Photo taken a few days ago in Castlewood State Park in Ballwin, Missouri. Get out and enjoy Autumn before the wind and cold sweep away all the color!
I took this picture a couple weeks ago as the local Virginia Creeper (Parthenocissus quinquefolia) population began changing into its vibrant red garb. Thank you, Nature!!!
Virginia Creeper often gets mistaken for Poison Ivy (Toxicodendron radicans), but is 5-leaved, whereas the Poison Ivy is 3-leaved. Both are native to this area, but I’d highly recommend Virginia Creeper for your garden or natural landscaping.
Just make sure not to landscape with Poison Ivy, unless you’re itching to repel your neighbors… Ha!
“When we try to pick out anything by itself, we find it hitched to everything else in the universe.”
One of my favorite quotes…it not only inspires my continued appreciation for the natural world, but it also clarifies my thoughts on Sustainability.
*I took this photo at Shaw Nature Reserve in Gray Summit, MO this Spring.
When I see Virginia Bluebells (Mertensia virginica), I know that, despite the calendar date, Spring has truly arrived!
Delicate new blooms
Ephemeral spring beauty
Look down. Don’t miss it!
Fires, floods, fallen trees,
All appears lost, all looks dead,
Yet life rekindles!
I took a 4-mile hike yesterday with some friends along Pickle Creek in Hawn State Park, near Ste. Genevieve, Missouri. Spring is finally springing, though I’ve yet to see many spring ephemerals popping up yet. Can’t wait for the bluebells (see previous post)!!
Along part of the hiking path, we saw the charred ground and trees of a recent fire. A prescribed fire, in this neck of the woods, is not destructive; occasional fires and floods are ecologically healthy for these ecosystems. Fire helps keep the highlands from accumulating too much detritus and understory flora (and adding fuel for more-difficult-to-control wildfires). Occasional prescribed burns affect insect populations, provide additional habitat, accommodate the perpetuation of more native plants and trees, and help curb the spread of weedy or invasive plants.

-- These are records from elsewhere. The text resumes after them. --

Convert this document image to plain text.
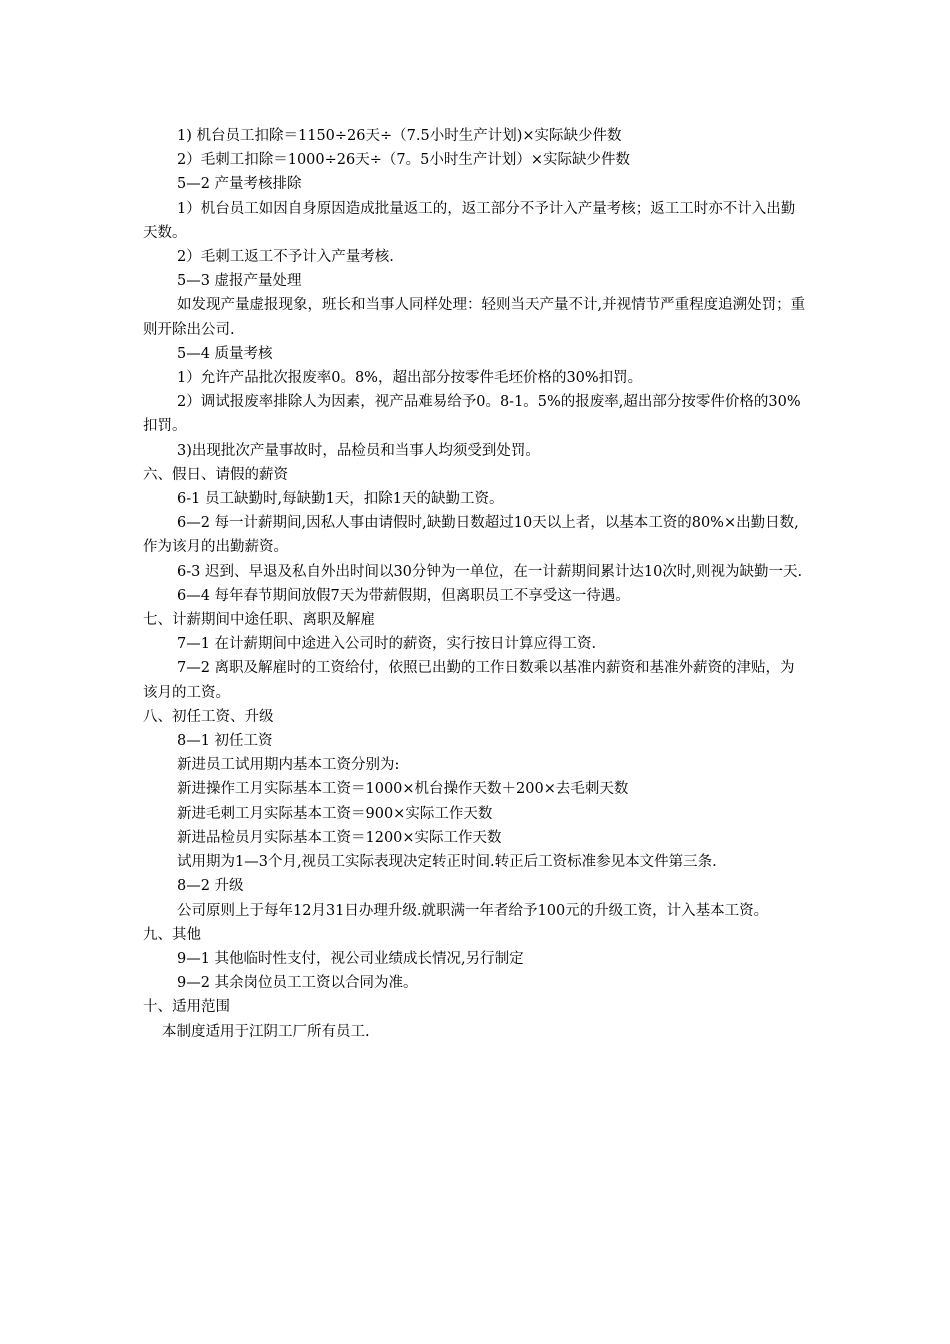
1) 机台员工扣除＝1150÷26天÷（7.5小时生产计划)×实际缺少件数

2）毛刺工扣除＝1000÷26天÷（7。5小时生产计划）×实际缺少件数

5—2 产量考核排除

1）机台员工如因自身原因造成批量返工的，返工部分不予计入产量考核；返工工时亦不计入出勤天数。

2）毛刺工返工不予计入产量考核.

5—3 虚报产量处理

如发现产量虚报现象，班长和当事人同样处理：轻则当天产量不计,并视情节严重程度追溯处罚；重则开除出公司.

5—4 质量考核

1）允许产品批次报废率0。8%，超出部分按零件毛坯价格的30%扣罚。

2）调试报废率排除人为因素，视产品难易给予0。8-1。5%的报废率,超出部分按零件价格的30%扣罚。

3)出现批次产量事故时，品检员和当事人均须受到处罚。

六、假日、请假的薪资

6-1 员工缺勤时,每缺勤1天，扣除1天的缺勤工资。

6—2 每一计薪期间,因私人事由请假时,缺勤日数超过10天以上者，以基本工资的80%×出勤日数,作为该月的出勤薪资。

6-3 迟到、早退及私自外出时间以30分钟为一单位，在一计薪期间累计达10次时,则视为缺勤一天.

6—4 每年春节期间放假7天为带薪假期，但离职员工不享受这一待遇。

七、计薪期间中途任职、离职及解雇

7—1 在计薪期间中途进入公司时的薪资，实行按日计算应得工资.

7—2 离职及解雇时的工资给付，依照已出勤的工作日数乘以基准内薪资和基准外薪资的津贴，为该月的工资。

八、初任工资、升级

8—1 初任工资

新进员工试用期内基本工资分别为:

新进操作工月实际基本工资＝1000×机台操作天数＋200×去毛刺天数

新进毛刺工月实际基本工资＝900×实际工作天数

新进品检员月实际基本工资＝1200×实际工作天数

试用期为1—3个月,视员工实际表现决定转正时间.转正后工资标准参见本文件第三条.

8—2 升级

公司原则上于每年12月31日办理升级.就职满一年者给予100元的升级工资，计入基本工资。

九、其他

9—1 其他临时性支付，视公司业绩成长情况,另行制定

9—2 其余岗位员工工资以合同为准。

十、适用范围

本制度适用于江阴工厂所有员工.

Of course, always be prepared and safe when conducting prescribed burns!!
Just after Christmas, I took some friends on a day hike south of St. Louis, Missouri. Winter hikes are the best…no ticks or mosquitoes! And the weather this day was particularly pleasant.

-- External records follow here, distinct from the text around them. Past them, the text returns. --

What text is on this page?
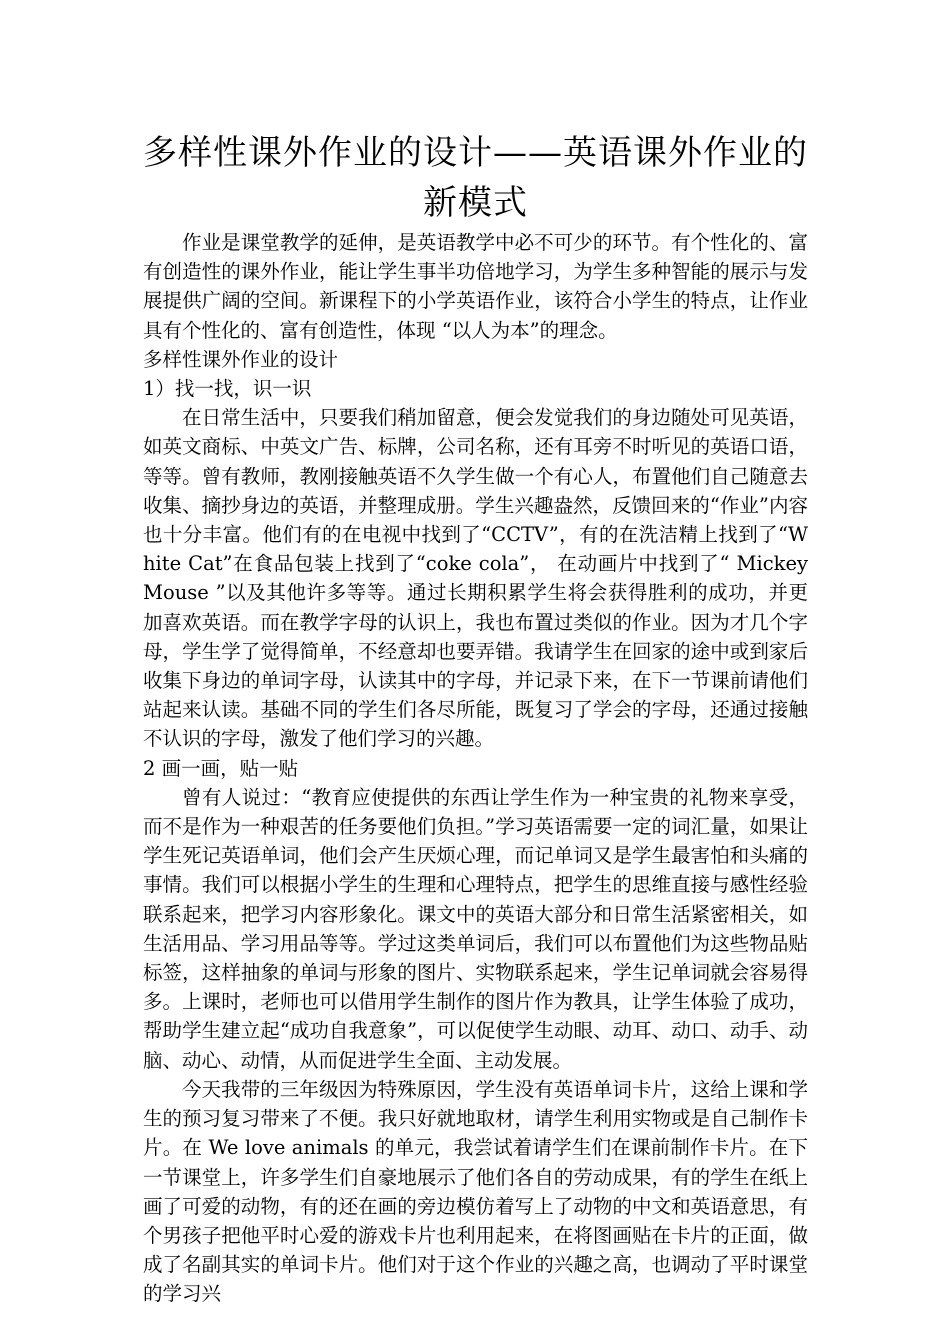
多样性课外作业的设计——英语课外作业的新模式

作业是课堂教学的延伸，是英语教学中必不可少的环节。有个性化的、富有创造性的课外作业，能让学生事半功倍地学习，为学生多种智能的展示与发展提供广阔的空间。新课程下的小学英语作业，该符合小学生的特点，让作业具有个性化的、富有创造性，体现 “以人为本”的理念。

多样性课外作业的设计

1）找一找，识一识

在日常生活中，只要我们稍加留意，便会发觉我们的身边随处可见英语，如英文商标、中英文广告、标牌，公司名称，还有耳旁不时听见的英语口语，等等。曾有教师，教刚接触英语不久学生做一个有心人，布置他们自己随意去收集、摘抄身边的英语，并整理成册。学生兴趣盎然，反馈回来的“作业”内容也十分丰富。他们有的在电视中找到了“CCTV”，有的在洗洁精上找到了“White Cat”在食品包装上找到了“coke cola”， 在动画片中找到了“ Mickey Mouse ”以及其他许多等等。通过长期积累学生将会获得胜利的成功，并更加喜欢英语。而在教学字母的认识上，我也布置过类似的作业。因为才几个字母，学生学了觉得简单，不经意却也要弄错。我请学生在回家的途中或到家后收集下身边的单词字母，认读其中的字母，并记录下来，在下一节课前请他们站起来认读。基础不同的学生们各尽所能，既复习了学会的字母，还通过接触不认识的字母，激发了他们学习的兴趣。

2 画一画，贴一贴

曾有人说过：“教育应使提供的东西让学生作为一种宝贵的礼物来享受，而不是作为一种艰苦的任务要他们负担。”学习英语需要一定的词汇量，如果让学生死记英语单词，他们会产生厌烦心理，而记单词又是学生最害怕和头痛的事情。我们可以根据小学生的生理和心理特点，把学生的思维直接与感性经验联系起来，把学习内容形象化。课文中的英语大部分和日常生活紧密相关，如生活用品、学习用品等等。学过这类单词后，我们可以布置他们为这些物品贴标签，这样抽象的单词与形象的图片、实物联系起来，学生记单词就会容易得多。上课时，老师也可以借用学生制作的图片作为教具，让学生体验了成功，帮助学生建立起“成功自我意象”，可以促使学生动眼、动耳、动口、动手、动脑、动心、动情，从而促进学生全面、主动发展。

今天我带的三年级因为特殊原因，学生没有英语单词卡片，这给上课和学生的预习复习带来了不便。我只好就地取材，请学生利用实物或是自己制作卡片。在 We love animals 的单元，我尝试着请学生们在课前制作卡片。在下一节课堂上，许多学生们自豪地展示了他们各自的劳动成果，有的学生在纸上画了可爱的动物，有的还在画的旁边模仿着写上了动物的中文和英语意思，有个男孩子把他平时心爱的游戏卡片也利用起来，在将图画贴在卡片的正面，做成了名副其实的单词卡片。他们对于这个作业的兴趣之高，也调动了平时课堂的学习兴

We visited Hickory Canyons Natural Area, in Ste Genevieve County, which features box canyons and sandstone cliffs. During the right winter conditions, icicles form throughout the canyons. I call the sight ‘God’s Pipe Organ.’ At any rate, we visited on a day above freezing. In the silence and solitude of sandstone, ferns, lichen, and moss, an icy stalactite would occasionally crash down into the valley below.
One icicle must have impaled the soft ground, melted, and refroze. The result was an ice globe.
Don’t give up on the outdoors when the leaves on the trees have fallen and the flowers aren’t in bloom (Actually…Witch Hazel). Nature gives you entertainment and enchantment year-round!
More photos on my Flickr.
Took this a couple weeks ago at Shaw Nature Reserve. This is Purple Coneflower (Echinacea purpurea), a native prairie flower that is popular in area landscaping. This is one of those flowers that traditional landscapers/gardeners are really beginning to embrace. That’s good! because as Coneflower ripens, it provides food for birds and maintains interest throughout the fall.